Homemade Crepes with Nutella® Hazelnut Spread

These Homemade Crepes with Nutella® Hazelnut Spread are an easy breakfast recipe made with light, thin crepes filled with fresh fruit and creamy Nutella® Hazelnut Spread.
crepes stacked on a plate with nutella
Print Recipe
5 from 1 vote

Ingredients

Crepes

  • 1 cup Flour
  • 2 tablespoons Sugar
  • 2 Eggs
  • 3/4 cup Milk
  • 1/2 cup Water
  • 1 teaspoon Vanilla Extract
  • 3 tablespoons Butter, ,melted
  • Butter for pan

Filling

  • 1 1/2 cup Nutella® Hazelnut Spread
  • 8-10 Strawberries
  • 2-3 Bananas

Instructions

Crepes

  • Combine all ingredients (except butter for the pan) in a blender. Blend for 30 seconds or until ingredients are thoroughly mixed. 
  • Place batter in the refrigerator and let sit for 1 hour. 
  • When the batter is ready heat a small non-stick pan over medium high heat. 
  • Lightly butter the pan then lift it off of the heat and pour 1/4 cup of the crepe batter into the pan swirling it around so the batter runs to the edges of the pan making a thin circular crepe. Place the pan back on the heat and cook for 30 seconds (or until bottom begins to brown) then flip and cook for 30 seconds on the other side. 
  • Turn the finished crepes out on to a parchment paper lined countertop to cool. 
  • Repeat the process until all of the crepe batter has been used. 
  • Once the crepes are made you can begin filling. Fold each crepe in half making a half circle.
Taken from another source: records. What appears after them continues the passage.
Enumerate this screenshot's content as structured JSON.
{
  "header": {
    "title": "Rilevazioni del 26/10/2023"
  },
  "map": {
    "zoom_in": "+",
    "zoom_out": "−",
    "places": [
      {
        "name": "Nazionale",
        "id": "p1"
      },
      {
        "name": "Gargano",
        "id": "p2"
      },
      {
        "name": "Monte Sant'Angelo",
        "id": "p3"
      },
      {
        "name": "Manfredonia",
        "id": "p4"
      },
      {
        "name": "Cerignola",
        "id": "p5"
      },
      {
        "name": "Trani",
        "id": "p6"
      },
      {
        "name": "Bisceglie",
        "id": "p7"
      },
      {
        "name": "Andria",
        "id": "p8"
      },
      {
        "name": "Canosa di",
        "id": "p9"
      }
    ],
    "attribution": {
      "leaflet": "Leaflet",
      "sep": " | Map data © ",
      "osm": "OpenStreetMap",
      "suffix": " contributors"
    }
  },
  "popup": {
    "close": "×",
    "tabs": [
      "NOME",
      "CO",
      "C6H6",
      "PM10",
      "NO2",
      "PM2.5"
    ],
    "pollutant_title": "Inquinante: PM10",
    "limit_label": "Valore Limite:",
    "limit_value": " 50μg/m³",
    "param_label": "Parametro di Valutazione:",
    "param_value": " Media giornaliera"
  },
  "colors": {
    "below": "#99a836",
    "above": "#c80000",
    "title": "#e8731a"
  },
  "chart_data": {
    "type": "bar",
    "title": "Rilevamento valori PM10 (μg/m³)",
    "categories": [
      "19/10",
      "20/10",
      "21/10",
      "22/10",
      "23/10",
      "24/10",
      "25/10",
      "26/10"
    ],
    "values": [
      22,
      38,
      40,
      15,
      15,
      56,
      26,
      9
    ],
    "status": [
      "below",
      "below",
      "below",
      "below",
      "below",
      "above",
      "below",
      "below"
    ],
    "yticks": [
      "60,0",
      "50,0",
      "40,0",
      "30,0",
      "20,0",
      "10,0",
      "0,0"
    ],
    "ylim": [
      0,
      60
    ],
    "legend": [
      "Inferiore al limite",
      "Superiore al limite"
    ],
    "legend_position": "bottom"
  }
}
Then spread 1-2 tablespoons of Nutella® Hazelnut Spread on each crepe.
  • Cover 1/2 of the folded crepe with sliced strawberries and bananas and then fold one side up and over to make a triangle filled with Nutella® Hazelnut Spread and fruit. 
  • Enjoy!

Nutrition

Calories: 234kcal, Carbohydrates: 29g, Protein: 3g, Fat: 11g, Saturated Fat: 9g, Cholesterol: 26mg, Sodium: 44mg, Potassium: 207mg, Fiber: 2g, Sugar: 19g, Vitamin A: 115IU, Vitamin C: 4.8mg, Calcium: 50mg, Iron: 1.7mg
Nutrition Disclaimer: We are not certified nutritionists. Nutrition facts are an estimate and are provided as a courtesy. They are generated by an online API which recognizes ingredient names and amounts and makes calculations based on the serving size. Results may vary.